The administration's sensitivity on faith is also evident in the types of messages it avoids. When he reversed the Mexico City policy, a ban on federal funds for family planning providers abroad who offer or support abortion, Obama did so quietly, on a Friday evening. When Clinton lifted the same ban shortly after his 1992 election, he scheduled it on the anniversary of the Roe v. Wade decision, inflaming antiabortion groups (George W. Bush reinstated it).

"Obama's something of a puzzle to evangelicals who don't like some things he's done on abortion but can't bring themselves to hate him," says William Martin, author of With God on Our Side: The Rise of the Religious Right in America.
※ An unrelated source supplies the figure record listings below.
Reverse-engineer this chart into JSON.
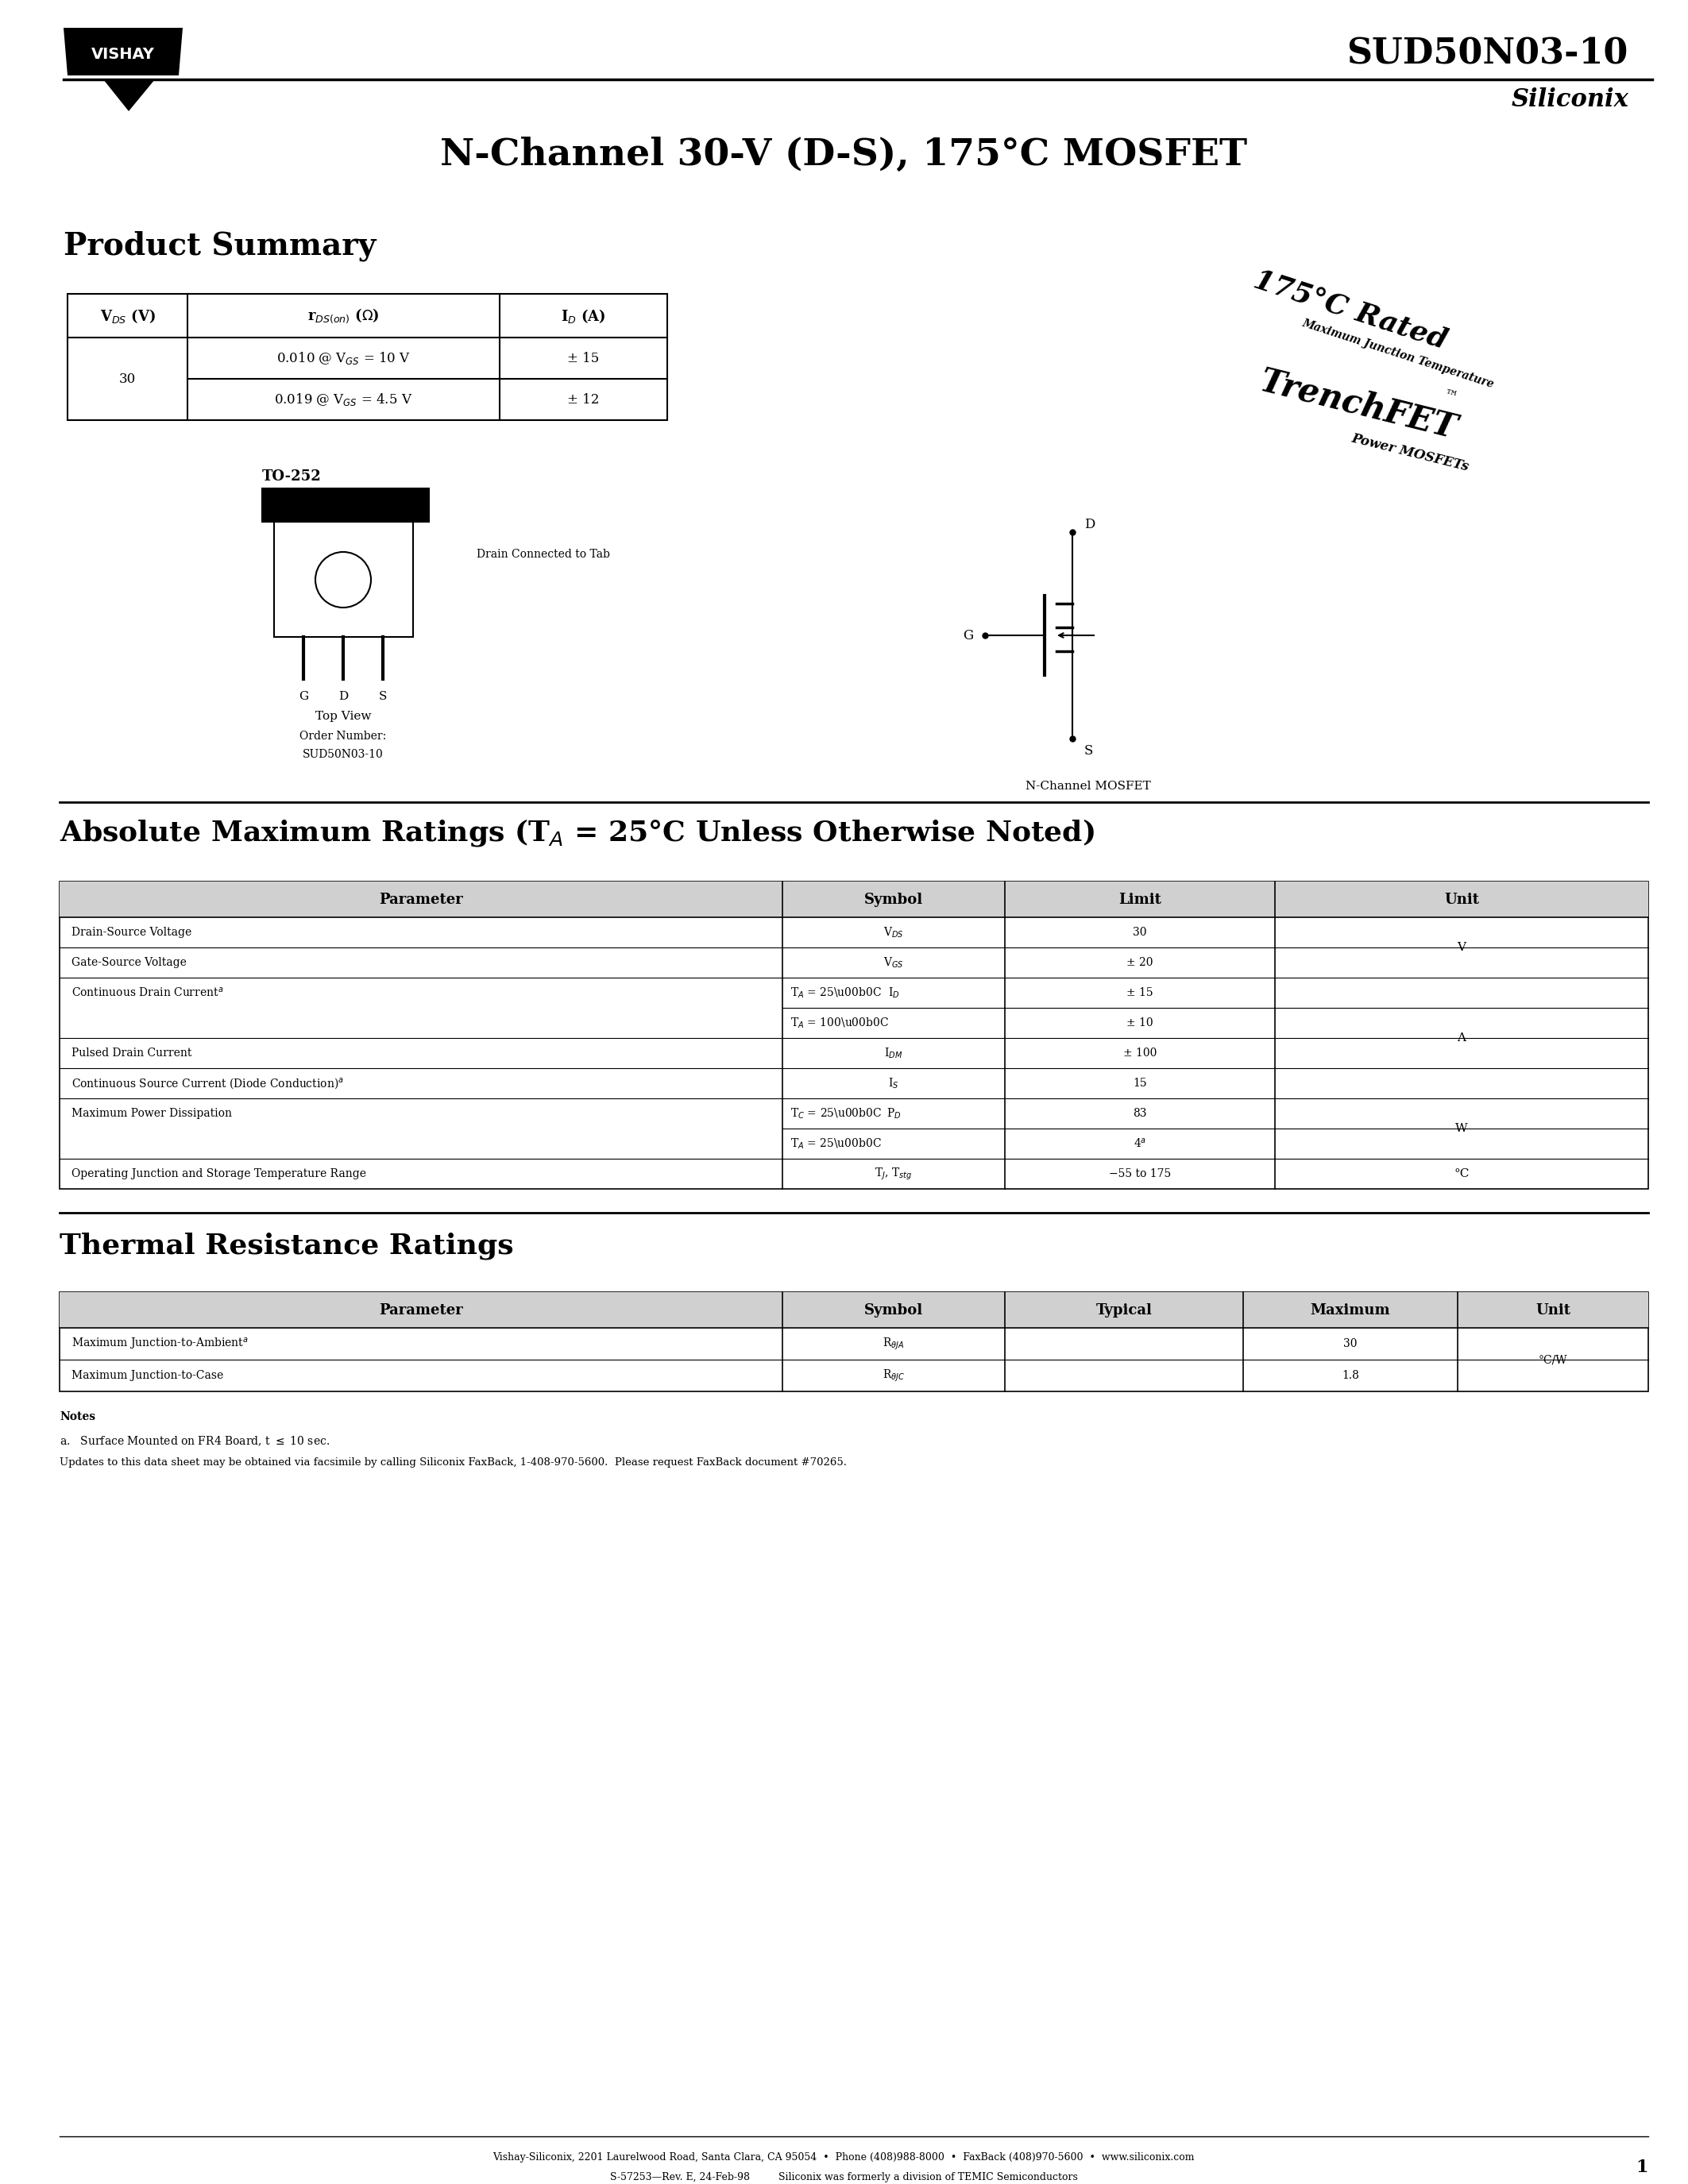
{
  "title_part": "SUD50N03-10",
  "title_brand": "Siliconix",
  "main_title": "N-Channel 30-V (D-S), 175°C MOSFET",
  "bg_color": "#ffffff",
  "page_number": "1",
  "sections": {
    "product_summary": "Product Summary",
    "abs_max": "Absolute Maximum Ratings (T",
    "thermal": "Thermal Resistance Ratings"
  }
}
But whether Obama can bring together a diverse coalition of ordinary Americans to get past the culture wars is the question.

So-called values issues are among the deepest dividing lines in the electorate.

Many antiabortion groups have already attacked Obama's abortion-reduction plan as all talk.

Liberal groups, meanwhile, recently blasted the administration for inviting former Indianapolis Colts Coach Tony Dungy, who endorsed a gay marriage ban in Indiana, to join the faith advisory council. Dungy, an evangelical, declined the offer, citing scheduling conflicts with council meetings.

For now, such setbacks are unlikely to deter Obama.

As someone who said last year that he prays "to be an instrument of God's will," the president appears to be operating as a true believer.